Armanda Duarte / Elisa Montessori | Um lugar desenhado pela passagem do corpo

Opening
5 de Fevereiro
7-9 pm

Vários desenhos, entre estes, desenhos que assumem uma forma escultórica e outros que são páginas de um livro. Desenhos que juntam imagens fotográficas e esculturas que marcam a geografia de um piso da galeria inscrevendo o movimento da mão, ou um outro tempo que um corpo vestiu. A exposição das obras de Armanda Duarte (Praia do Ribatejo, Portugal, 1961) e de Elisa Montessori (Génova, Itália, 1931) consiste num momento em que duas práticas artísticas encontram uma correspondência entre actos e construções poéticas que indiciam uma entrega do corpo e do tempo que esse corpo necessita para se materializar enquanto obra de arte. Esta ideia de um possível encontro não corresponde ao formato de uma exposição colectiva. Ao invés, é uma das muitas possibilidades, em aberto, que desvelam as obras das duas artistas num lugar que vai sendo desenhado pela sua presença e por uma certa austeridade que essas obras revelam, sem perdermos de vista a gestualidade com que cada uma contamina o espaço, agora habitado e por isso mesmo um lugar desenhado por uma pluralidade de sentidos e significações.
Na sala de entrada, um livro de artista da autoria de Elisa Montessori, intitulado “Foglie e fiori”, pode ser manuseado e percorrido como uma recolha de memórias  que contém elementos naturais, desenhos e marcas da sua feitura.
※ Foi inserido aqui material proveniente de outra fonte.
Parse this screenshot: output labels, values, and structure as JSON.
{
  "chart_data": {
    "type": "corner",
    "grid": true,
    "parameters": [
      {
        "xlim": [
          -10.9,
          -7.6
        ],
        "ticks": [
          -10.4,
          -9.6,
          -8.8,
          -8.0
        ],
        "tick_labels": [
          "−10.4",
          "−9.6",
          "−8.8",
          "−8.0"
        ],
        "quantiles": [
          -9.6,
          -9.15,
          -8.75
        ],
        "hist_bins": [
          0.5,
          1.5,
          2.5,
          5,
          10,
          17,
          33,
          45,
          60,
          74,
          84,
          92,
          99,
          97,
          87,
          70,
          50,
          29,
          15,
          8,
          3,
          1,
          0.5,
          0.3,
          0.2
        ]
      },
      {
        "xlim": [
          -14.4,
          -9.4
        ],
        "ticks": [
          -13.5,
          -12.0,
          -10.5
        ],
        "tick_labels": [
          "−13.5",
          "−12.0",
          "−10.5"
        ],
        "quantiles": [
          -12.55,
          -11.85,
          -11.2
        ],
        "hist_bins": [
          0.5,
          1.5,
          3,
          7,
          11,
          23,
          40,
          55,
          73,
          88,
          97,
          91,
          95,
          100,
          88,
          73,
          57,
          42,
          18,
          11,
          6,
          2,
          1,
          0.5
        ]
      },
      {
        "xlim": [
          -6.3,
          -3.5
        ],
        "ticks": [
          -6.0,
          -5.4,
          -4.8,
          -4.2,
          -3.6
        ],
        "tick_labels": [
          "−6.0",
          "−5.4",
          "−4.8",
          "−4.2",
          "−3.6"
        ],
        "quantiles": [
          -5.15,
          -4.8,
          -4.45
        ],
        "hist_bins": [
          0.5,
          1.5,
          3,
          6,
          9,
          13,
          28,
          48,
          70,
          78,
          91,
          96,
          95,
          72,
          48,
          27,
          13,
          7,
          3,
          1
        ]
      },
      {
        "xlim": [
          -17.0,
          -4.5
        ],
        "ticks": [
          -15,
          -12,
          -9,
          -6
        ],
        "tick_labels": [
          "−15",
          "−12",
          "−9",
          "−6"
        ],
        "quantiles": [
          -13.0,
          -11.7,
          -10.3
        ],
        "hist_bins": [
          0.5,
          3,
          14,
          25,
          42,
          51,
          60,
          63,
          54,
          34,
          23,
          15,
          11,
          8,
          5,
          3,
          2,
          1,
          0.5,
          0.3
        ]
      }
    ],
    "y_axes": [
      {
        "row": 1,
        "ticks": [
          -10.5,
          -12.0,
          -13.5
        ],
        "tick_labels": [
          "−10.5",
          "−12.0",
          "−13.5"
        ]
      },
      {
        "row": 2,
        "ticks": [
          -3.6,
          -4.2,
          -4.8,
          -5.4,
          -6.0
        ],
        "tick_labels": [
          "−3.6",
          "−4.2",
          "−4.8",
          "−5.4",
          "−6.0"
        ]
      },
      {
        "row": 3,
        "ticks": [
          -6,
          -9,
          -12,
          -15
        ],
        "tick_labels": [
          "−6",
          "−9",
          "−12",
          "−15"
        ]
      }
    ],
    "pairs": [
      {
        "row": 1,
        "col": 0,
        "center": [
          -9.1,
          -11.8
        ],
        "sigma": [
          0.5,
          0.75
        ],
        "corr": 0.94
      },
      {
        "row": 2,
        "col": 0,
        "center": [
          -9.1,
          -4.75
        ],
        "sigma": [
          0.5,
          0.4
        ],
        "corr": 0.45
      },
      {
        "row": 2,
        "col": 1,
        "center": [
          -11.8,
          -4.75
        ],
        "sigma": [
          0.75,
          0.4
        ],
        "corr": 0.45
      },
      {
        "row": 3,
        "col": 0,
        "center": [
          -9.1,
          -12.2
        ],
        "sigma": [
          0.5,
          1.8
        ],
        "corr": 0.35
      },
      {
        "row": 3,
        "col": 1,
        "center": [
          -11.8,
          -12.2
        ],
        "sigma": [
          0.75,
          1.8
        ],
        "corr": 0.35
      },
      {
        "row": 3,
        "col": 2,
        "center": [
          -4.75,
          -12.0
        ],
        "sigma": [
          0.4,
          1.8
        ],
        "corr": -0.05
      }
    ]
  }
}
Na parede em frente, uma peça da autoria de Armanda Duarte, intitulada “Desenho com modelo desconhecido”, ergue-se sobre um plano (aparentemente uma prateleira – tal como numa outra obra, intitulada “Desenho com modelo: cotovelo”) colocado numa cota mais baixa, aproximando-nos do plano do chão. Este desenho, quase uma membrana em ângulo aberto, assenta na finíssima base que é a própria folha e revela uma textura fina do carvão que acentua a curvatura da sua forma abstracta, sem modelo de referência, como o título indica, ao contrário do outro: o cotovelo. Entre o livro de artista e este desenho persiste uma coincidência ao nível da visualidade, porque o livro pode ser folheado sem a necessidade de obedecermos a uma ordem prévia, e o desenho/escultura pode ser observado como uma folha aberta, com quatro faces, alterando a sua forma consoante a posição do espectador ao percorrer a parede. Uma outra obra retoma a relação com o espaço, presente na grelha que constrói a imagem a preto e branco utilizando meios como o desenho e a fotografia, que desdobram a grelha e a serialidade replicada em cada desenho, que se transforma numa sequência de imagens.
Neste aspecto, e na segunda sala, uma das obras de  Montessori, “Rupe e Cascata”, um desenho com marcas de dobras executado a têmpera e grafite integra uma colagem de uma imagem, complexificando deste modo a paisagem representada, entre o gesto poético e o registo fotográfico. A ideia de uma representação da paisagem e da corporalidade, presente nos desenhos com marcas de dobras, como se fossem documentos escritos, dobrados no formato da mão que as transporta, encontra uma proximidade com a obra de Armanda Duarte intitulada “Juntos”. Esta peça, uma instalação composta por caixas que podem ser manuseadas de forma a que se possa observar os desenhos que contêm, representam elementos científicos da morfologia dos caracóis (gastrópodes terrestres) e algumas falhas nas folhas quadradas. A acção destes seres vivos, que habitaram uma das caixas durante um período determinado de tempo, é parte integrante do desenho, visível nos pequenos orifícios abertos. A acção da artista sobre esta obra tem por base uma pesquisa sobre esses animais que são o elo de ligação na construção desta escultura/instalação.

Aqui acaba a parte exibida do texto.